More than half of visits to health centers nationally are now being done virtually, building on years of work by HRSA to promote telehealth, as well as new grants they’ve recently put out during the crisis. Health centers are playing a crucial role on testing, with nearly 90 percent of them now offering COVID-19 testing, which is especially important for the vulnerable populations they serve.

In Florida, it was encouraging to see how our efforts to increase testing have paid off. At TIAA Bank Field, where the Jacksonville Jaguars play, the Florida National Guard and Jacksonville’s city government have converted the parking lot into a testing site where over 13,000 tests have now been completed. This kind of community-based testing site model has been implemented around the country, including by HHS, with the assistance of the Public Health Service Commissioned Corps.

It was encouraging to see how healthcare providers are adapting to keep delivering care, and to see how hard work across HHS supports health efforts on the ground.
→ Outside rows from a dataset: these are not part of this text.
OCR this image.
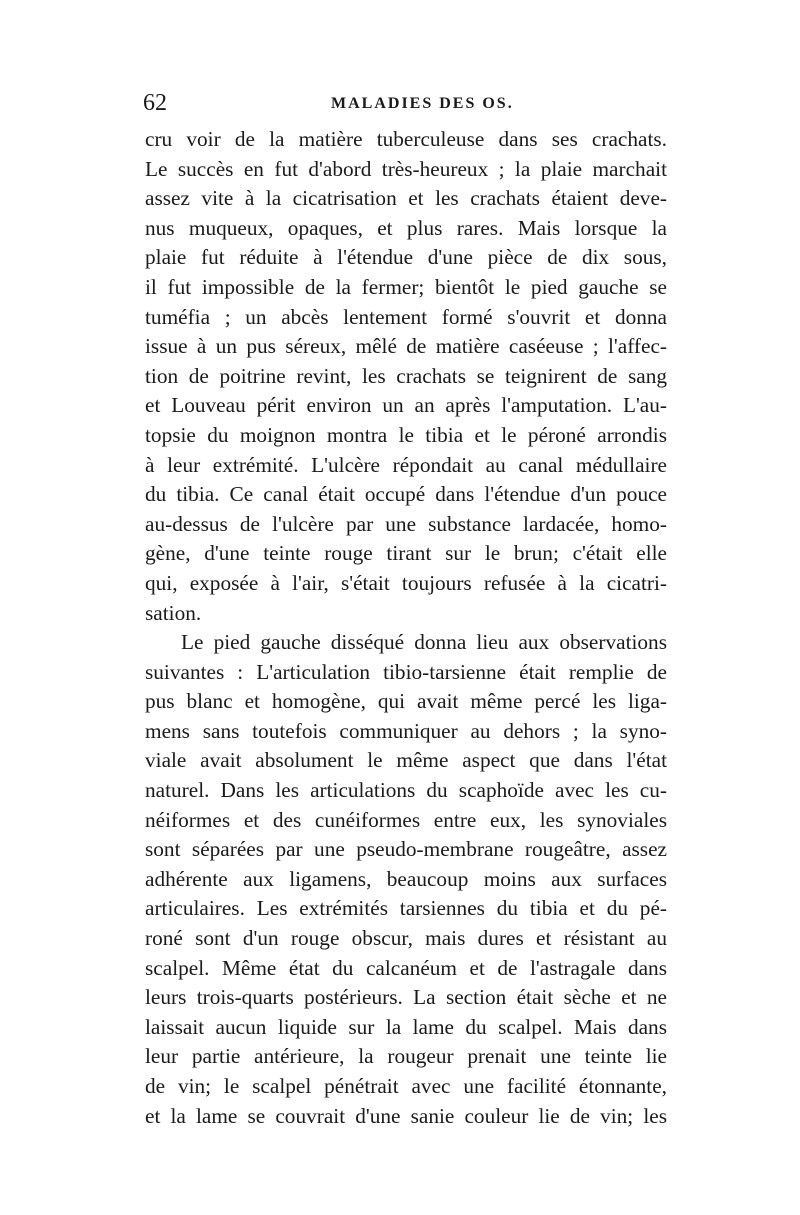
62	MALADIES DES OS.
cru voir de la matière tuberculeuse dans ses crachats.
Le succès en fut d'abord très-heureux ; la plaie marchait
assez vite à la cicatrisation et les crachats étaient deve-
nus muqueux, opaques, et plus rares. Mais lorsque la
plaie fut réduite à l'étendue d'une pièce de dix sous,
il fut impossible de la fermer; bientôt le pied gauche se
tuméfia ; un abcès lentement formé s'ouvrit et donna
issue à un pus séreux, mêlé de matière caséeuse ; l'affec-
tion de poitrine revint, les crachats se teignirent de sang
et Louveau périt environ un an après l'amputation. L'au-
topsie du moignon montra le tibia et le péroné arrondis
à leur extrémité. L'ulcère répondait au canal médullaire
du tibia. Ce canal était occupé dans l'étendue d'un pouce
au-dessus de l'ulcère par une substance lardacée, homo-
gène, d'une teinte rouge tirant sur le brun; c'était elle
qui, exposée à l'air, s'était toujours refusée à la cicatri-
sation.
Le pied gauche disséqué donna lieu aux observations
suivantes : L'articulation tibio-tarsienne était remplie de
pus blanc et homogène, qui avait même percé les liga-
mens sans toutefois communiquer au dehors ; la syno-
viale avait absolument le même aspect que dans l'état
naturel. Dans les articulations du scaphoïde avec les cu-
néiformes et des cunéiformes entre eux, les synoviales
sont séparées par une pseudo-membrane rougeâtre, assez
adhérente aux ligamens, beaucoup moins aux surfaces
articulaires. Les extrémités tarsiennes du tibia et du pé-
roné sont d'un rouge obscur, mais dures et résistant au
scalpel. Même état du calcanéum et de l'astragale dans
leurs trois-quarts postérieurs. La section était sèche et ne
laissait aucun liquide sur la lame du scalpel. Mais dans
leur partie antérieure, la rougeur prenait une teinte lie
de vin; le scalpel pénétrait avec une facilité étonnante,
et la lame se couvrait d'une sanie couleur lie de vin; les
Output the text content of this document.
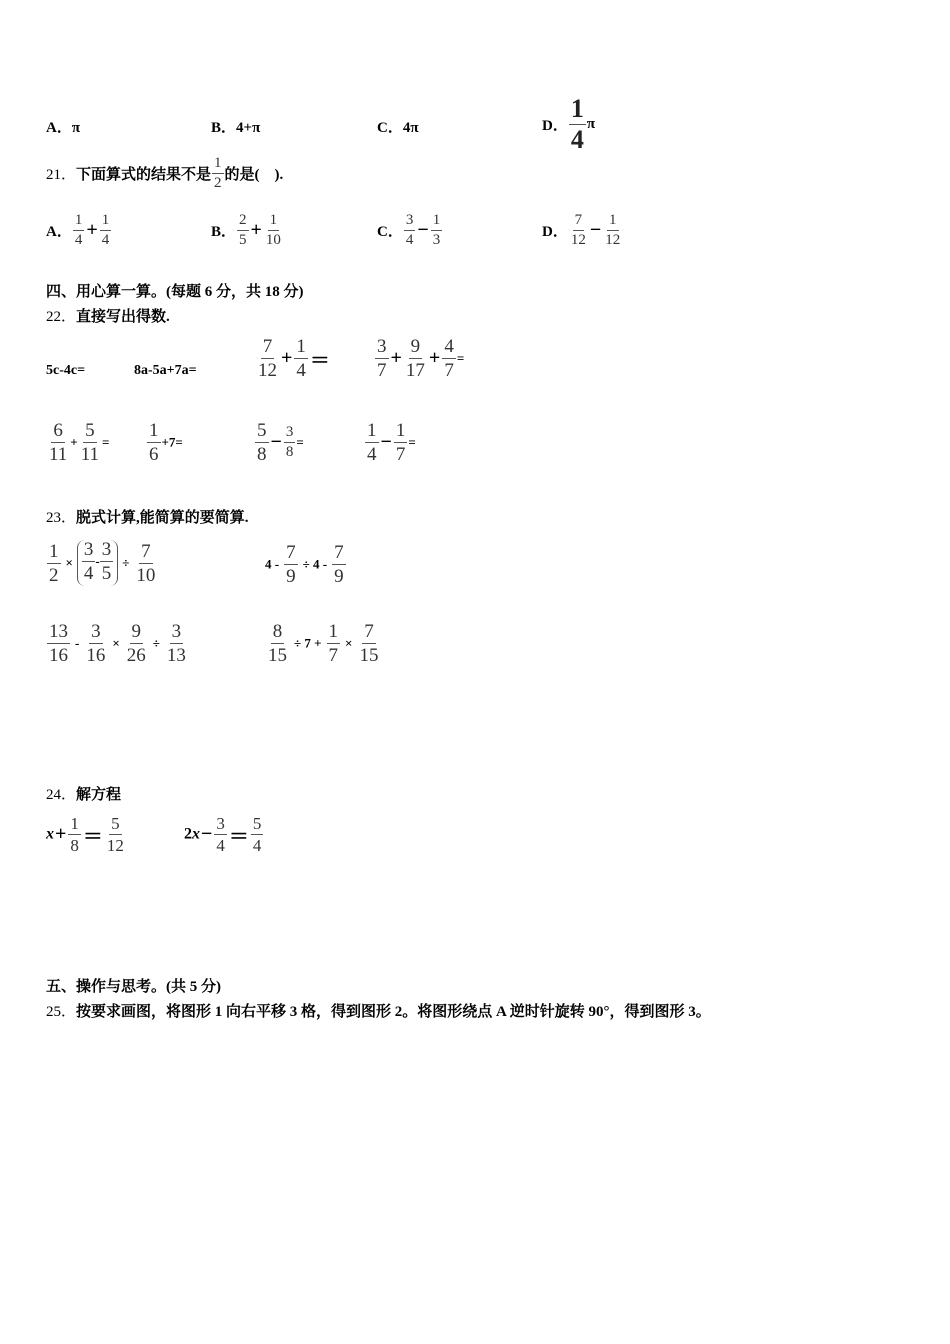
A．π	B．4+π	C．4π	D． $\frac{1}{4}$ π
21．下面算式的结果不是 $\frac{1}{2}$ 的是(　).
A． $\frac{1}{4} + \frac{1}{4}$	B． $\frac{2}{5} + \frac{1}{10}$	C． $\frac{3}{4} - \frac{1}{3}$	D． $\frac{7}{12} - \frac{1}{12}$
四、用心算一算。(每题 6 分，共 18 分)
22．直接写出得数.
5c-4c=	8a-5a+7a=	$\frac{7}{12} + \frac{1}{4} = \frac{3}{7} + \frac{9}{17} + \frac{4}{7}$ =
$\frac{6}{11} + \frac{5}{11} = \frac{1}{6} +7=$	$\frac{5}{8} - \frac{3}{8}$ =	$\frac{1}{4} - \frac{1}{7}$ =
23．脱式计算,能简算的要简算.
$\frac{1}{2} \times \frac{3}{4} - \frac{3}{5} \div \frac{7}{10}$	$4 - \frac{7}{9} \div 4 - \frac{7}{9}$
$\frac{13}{16} - \frac{3}{16} \times \frac{9}{26} \div \frac{3}{13}$	$\frac{8}{15} \div 7 + \frac{1}{7} \times \frac{7}{15}$
24．解方程
$x+ \frac{1}{8} = \frac{5}{12}$	$2x- \frac{3}{4} = \frac{5}{4}$
五、操作与思考。(共 5 分)
25．按要求画图，将图形 1 向右平移 3 格，得到图形 2。将图形绕点 A 逆时针旋转 90°，得到图形 3。
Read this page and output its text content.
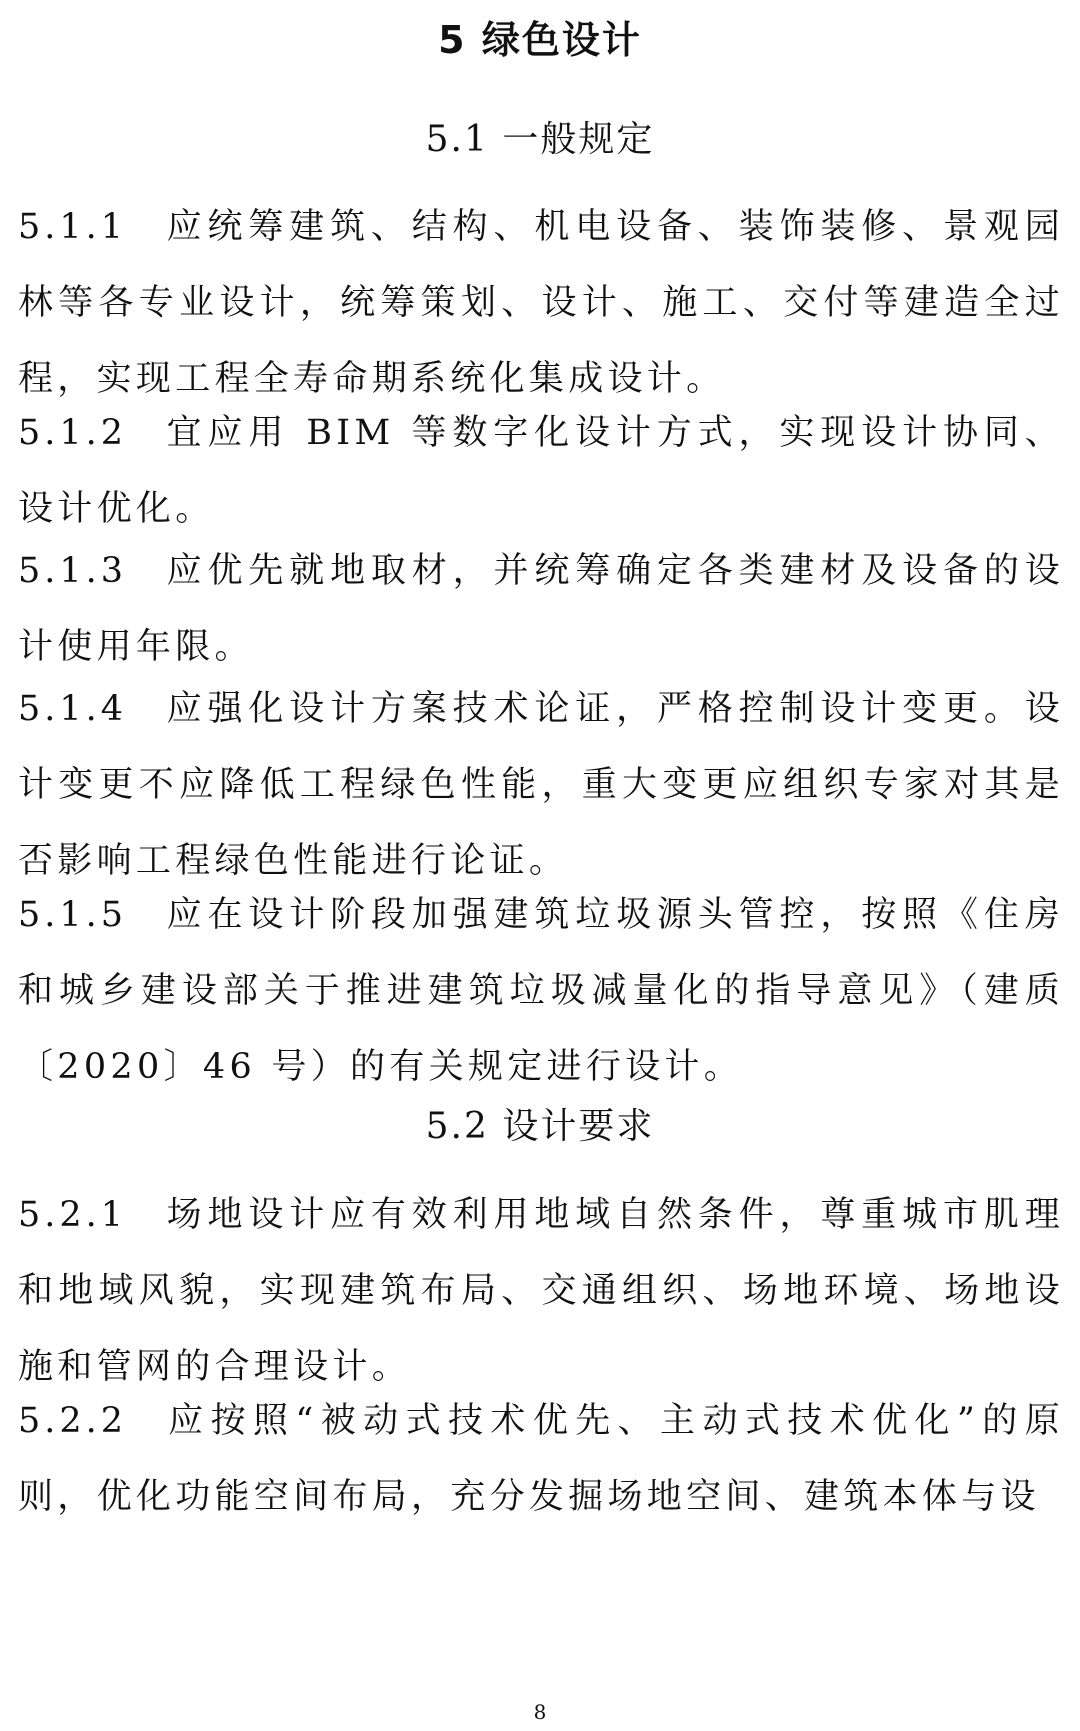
5 绿色设计
5.1 一般规定

5.1.1 应统筹建筑、结构、机电设备、装饰装修、景观园林等各专业设计，统筹策划、设计、施工、交付等建造全过程，实现工程全寿命期系统化集成设计。

5.1.2 宜应用 BIM 等数字化设计方式，实现设计协同、设计优化。

5.1.3 应优先就地取材，并统筹确定各类建材及设备的设计使用年限。

5.1.4 应强化设计方案技术论证，严格控制设计变更。设计变更不应降低工程绿色性能，重大变更应组织专家对其是否影响工程绿色性能进行论证。

5.1.5 应在设计阶段加强建筑垃圾源头管控，按照《住房和城乡建设部关于推进建筑垃圾减量化的指导意见》（建质〔2020〕46 号）的有关规定进行设计。

5.2 设计要求

5.2.1 场地设计应有效利用地域自然条件，尊重城市肌理和地域风貌，实现建筑布局、交通组织、场地环境、场地设施和管网的合理设计。

5.2.2 应按照“被动式技术优先、主动式技术优化”的原则，优化功能空间布局，充分发掘场地空间、建筑本体与设

8
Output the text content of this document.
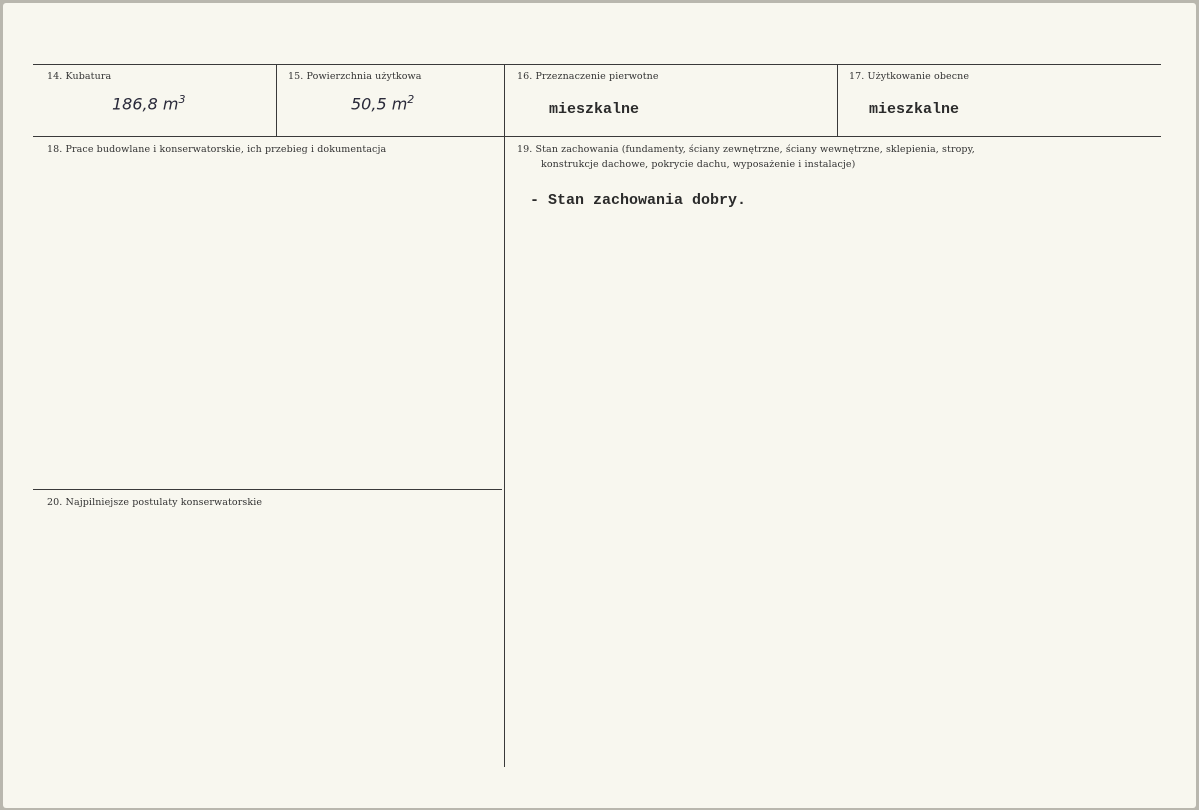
14. Kubatura
186,8 $m^3$
15. Powierzchnia użytkowa
50,5 $m^2$
16. Przeznaczenie pierwotne
mieszkalne
17. Użytkowanie obecne
mieszkalne
18. Prace budowlane i konserwatorskie, ich przebieg i dokumentacja	19. Stan zachowania (fundamenty, ściany zewnętrzne, ściany wewnętrzne, sklepienia, stropy,
konstrukcje dachowe, pokrycie dachu, wyposażenie i instalacje)
- Stan zachowania dobry.
20. Najpilniejsze postulaty konserwatorskie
We’re making progress against the virus on all fronts, including with our Operation Warp Speed effort to deliver a vaccine in substantial quantities by January. Last week, we signed a contract that could begin delivering doses of AstraZeneca’s potential vaccine as soon as this October.

Before we have a vaccine, we’re supporting states, healthcare providers, businesses, houses of worship, schools, and other organizations in determining how and when to safely reopen. CDC has been publishing considerations for various sectors to take into account as they make decisions about scaling up operations. That will include a special focus on how to protect Americans at particular risk for the virus, like those who are immunocompromised or living with a condition like diabetes.

All of this work—testing, adapting healthcare facilities, getting creative about how to make work and school safe—is essential to protect us from the virus and ensure that COVID-19 does not set us back on so many other efforts to improve Americans’ health and well-being.

I have confidence that we, as a department, can help America get this balance right—because I know how devoted our team is to protecting Americans’ health from a wide range of threats, and because you have responded so admirably throughout this crisis so far.

Thank you for the work you have done to enhance and protect Americans’ health and well-being on all fronts. Keep up the good work.